Even if this is granted, many may be tempted to bite the bullet. Maybe there are indeed individuals who are not autonomous moral agents. However, presumably, the persons holding such views consider themselves as autonomous moral beings, for otherwise there is no reason to ascribe them any value – in this case, they would just be the causal product of factors that their holders do not control. That implies that they assume a moral asymmetry between them and others: they are moral agents, and others are not. What is at stake therefore in cases like Caricatures and Pornography is more than the normative importance of tolerance as an ideal.
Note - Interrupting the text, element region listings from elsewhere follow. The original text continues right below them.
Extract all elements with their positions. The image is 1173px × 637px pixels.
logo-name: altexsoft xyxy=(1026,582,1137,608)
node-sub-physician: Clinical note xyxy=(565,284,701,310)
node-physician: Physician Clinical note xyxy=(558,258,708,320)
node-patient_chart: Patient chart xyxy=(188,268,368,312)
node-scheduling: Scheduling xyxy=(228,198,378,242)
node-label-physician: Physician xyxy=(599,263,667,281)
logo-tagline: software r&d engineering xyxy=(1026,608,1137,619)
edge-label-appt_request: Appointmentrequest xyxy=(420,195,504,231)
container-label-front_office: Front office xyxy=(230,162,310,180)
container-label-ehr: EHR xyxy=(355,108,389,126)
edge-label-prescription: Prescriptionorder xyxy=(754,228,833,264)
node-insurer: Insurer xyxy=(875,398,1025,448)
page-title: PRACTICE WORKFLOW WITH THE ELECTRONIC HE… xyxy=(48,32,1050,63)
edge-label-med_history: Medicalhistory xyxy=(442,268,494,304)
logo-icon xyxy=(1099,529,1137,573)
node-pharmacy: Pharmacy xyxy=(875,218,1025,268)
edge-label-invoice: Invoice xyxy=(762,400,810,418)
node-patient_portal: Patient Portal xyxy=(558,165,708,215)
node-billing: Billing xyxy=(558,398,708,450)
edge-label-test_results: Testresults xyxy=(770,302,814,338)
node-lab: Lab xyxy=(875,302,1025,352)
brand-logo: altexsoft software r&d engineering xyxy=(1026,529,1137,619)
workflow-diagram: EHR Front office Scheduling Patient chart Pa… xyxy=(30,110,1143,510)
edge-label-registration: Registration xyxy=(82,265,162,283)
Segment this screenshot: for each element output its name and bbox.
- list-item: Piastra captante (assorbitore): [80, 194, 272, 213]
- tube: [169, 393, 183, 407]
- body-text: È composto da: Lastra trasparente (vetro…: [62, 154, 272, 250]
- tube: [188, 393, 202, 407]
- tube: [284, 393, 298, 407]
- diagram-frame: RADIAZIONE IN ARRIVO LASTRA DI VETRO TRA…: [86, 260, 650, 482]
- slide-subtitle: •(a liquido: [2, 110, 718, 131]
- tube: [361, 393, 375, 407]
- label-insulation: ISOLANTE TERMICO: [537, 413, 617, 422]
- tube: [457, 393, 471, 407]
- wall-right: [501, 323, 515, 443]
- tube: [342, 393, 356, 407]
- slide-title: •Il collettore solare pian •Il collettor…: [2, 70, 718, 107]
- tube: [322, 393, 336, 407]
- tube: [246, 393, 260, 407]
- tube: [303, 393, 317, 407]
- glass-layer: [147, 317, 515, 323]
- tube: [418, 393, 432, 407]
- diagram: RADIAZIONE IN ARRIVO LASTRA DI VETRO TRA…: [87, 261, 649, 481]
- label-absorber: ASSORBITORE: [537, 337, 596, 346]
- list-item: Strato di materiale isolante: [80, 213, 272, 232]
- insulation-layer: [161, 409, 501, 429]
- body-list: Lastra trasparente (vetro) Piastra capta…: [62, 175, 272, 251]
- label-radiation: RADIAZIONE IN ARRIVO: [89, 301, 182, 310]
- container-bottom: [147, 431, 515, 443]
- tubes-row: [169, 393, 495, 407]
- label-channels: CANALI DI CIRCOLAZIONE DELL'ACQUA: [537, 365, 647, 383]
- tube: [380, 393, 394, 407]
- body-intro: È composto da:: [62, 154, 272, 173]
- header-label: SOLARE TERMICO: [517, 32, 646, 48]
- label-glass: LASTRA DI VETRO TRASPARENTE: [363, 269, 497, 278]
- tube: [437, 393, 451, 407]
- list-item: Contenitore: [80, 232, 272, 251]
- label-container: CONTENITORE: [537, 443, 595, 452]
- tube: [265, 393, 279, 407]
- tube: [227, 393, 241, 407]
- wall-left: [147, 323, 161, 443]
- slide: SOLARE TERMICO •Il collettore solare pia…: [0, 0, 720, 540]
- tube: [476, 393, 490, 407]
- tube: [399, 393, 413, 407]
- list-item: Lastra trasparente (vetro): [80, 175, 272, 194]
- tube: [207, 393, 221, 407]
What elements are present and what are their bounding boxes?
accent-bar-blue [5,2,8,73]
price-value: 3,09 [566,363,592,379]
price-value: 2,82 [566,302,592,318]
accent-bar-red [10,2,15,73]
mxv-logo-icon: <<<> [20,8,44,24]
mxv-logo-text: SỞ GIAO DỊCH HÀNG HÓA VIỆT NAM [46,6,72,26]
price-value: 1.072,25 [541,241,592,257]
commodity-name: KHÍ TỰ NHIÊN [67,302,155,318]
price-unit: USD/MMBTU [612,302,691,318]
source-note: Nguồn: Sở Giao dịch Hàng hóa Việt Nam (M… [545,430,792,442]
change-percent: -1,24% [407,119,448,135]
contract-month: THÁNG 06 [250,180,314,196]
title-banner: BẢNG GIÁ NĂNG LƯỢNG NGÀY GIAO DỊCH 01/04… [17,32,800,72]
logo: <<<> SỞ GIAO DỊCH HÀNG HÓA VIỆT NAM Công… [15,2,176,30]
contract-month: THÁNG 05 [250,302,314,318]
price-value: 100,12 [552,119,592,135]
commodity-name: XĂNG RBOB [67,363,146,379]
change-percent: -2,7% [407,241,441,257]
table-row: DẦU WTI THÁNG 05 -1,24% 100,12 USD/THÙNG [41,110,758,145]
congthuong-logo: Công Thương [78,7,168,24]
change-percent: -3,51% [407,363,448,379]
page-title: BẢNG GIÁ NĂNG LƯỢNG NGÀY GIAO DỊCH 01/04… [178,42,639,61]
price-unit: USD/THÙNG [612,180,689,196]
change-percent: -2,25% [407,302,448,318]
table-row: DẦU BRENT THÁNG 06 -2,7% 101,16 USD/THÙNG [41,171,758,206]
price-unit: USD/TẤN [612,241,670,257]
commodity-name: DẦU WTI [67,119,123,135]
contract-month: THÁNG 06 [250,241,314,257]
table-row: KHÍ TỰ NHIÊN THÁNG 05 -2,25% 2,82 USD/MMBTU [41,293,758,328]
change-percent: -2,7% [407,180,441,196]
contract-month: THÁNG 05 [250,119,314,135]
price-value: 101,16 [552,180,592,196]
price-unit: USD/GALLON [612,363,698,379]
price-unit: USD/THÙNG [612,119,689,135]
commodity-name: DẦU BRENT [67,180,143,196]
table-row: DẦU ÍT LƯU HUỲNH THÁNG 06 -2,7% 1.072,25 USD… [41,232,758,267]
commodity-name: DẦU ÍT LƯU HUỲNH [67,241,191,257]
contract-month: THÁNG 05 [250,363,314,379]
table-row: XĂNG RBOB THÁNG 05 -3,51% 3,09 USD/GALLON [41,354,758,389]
It is how we conceive ourselves and others as persons, either autonomous moral agents or heteronomous creatures, and whether we view all of us as equals in this respect.
[1] Karl Popper, The Open Society and Its Enemies, 5e édition (London: Routledge, 2011), p. 167.
[2] Note that behavior B is not part of practice P, which is essential for otherwise there is obviously a reason to interfere with P.
[3] This happens for instance under a counterfactual account of causation. If the practice P didn’t exist, individual I would be happier/better.
[4] Gerald Gaus, “On the Difficult Virtue of Minding One’s Own Business: Towards the Political Rehabilitation of Ebenezer Scrooge,” The Philosopher: A Magazine for Free Spirits 5 (1997): 24–28, p. 26.
"It is clear however that this view entails a complete denial of other persons’ moral agency. They are no longer viewed as autonomous moral agents who are able to subject their behavior to social and moral rules even if that goes against their desires or instinctive proclivities, but as heteronomous creatures whose choices are causally determined by factors outside their control."
This seems to me to be at false dichotomy..
The evidence seems quite convincing that human agents are neither purely autonomous nor purely heteronomous. Instead, agents are indeed able to make choices about behaviour - but that this ability (and often the choices themselves) are also conditioned by factors outside their control.
If we allow that there are good reasons to limit the actions of others - for example in cases of direct harms - then it would follow thereby that we cannot simply rule out (on the basis of some imagined pure autonomy) limitations in cases of indirect harms.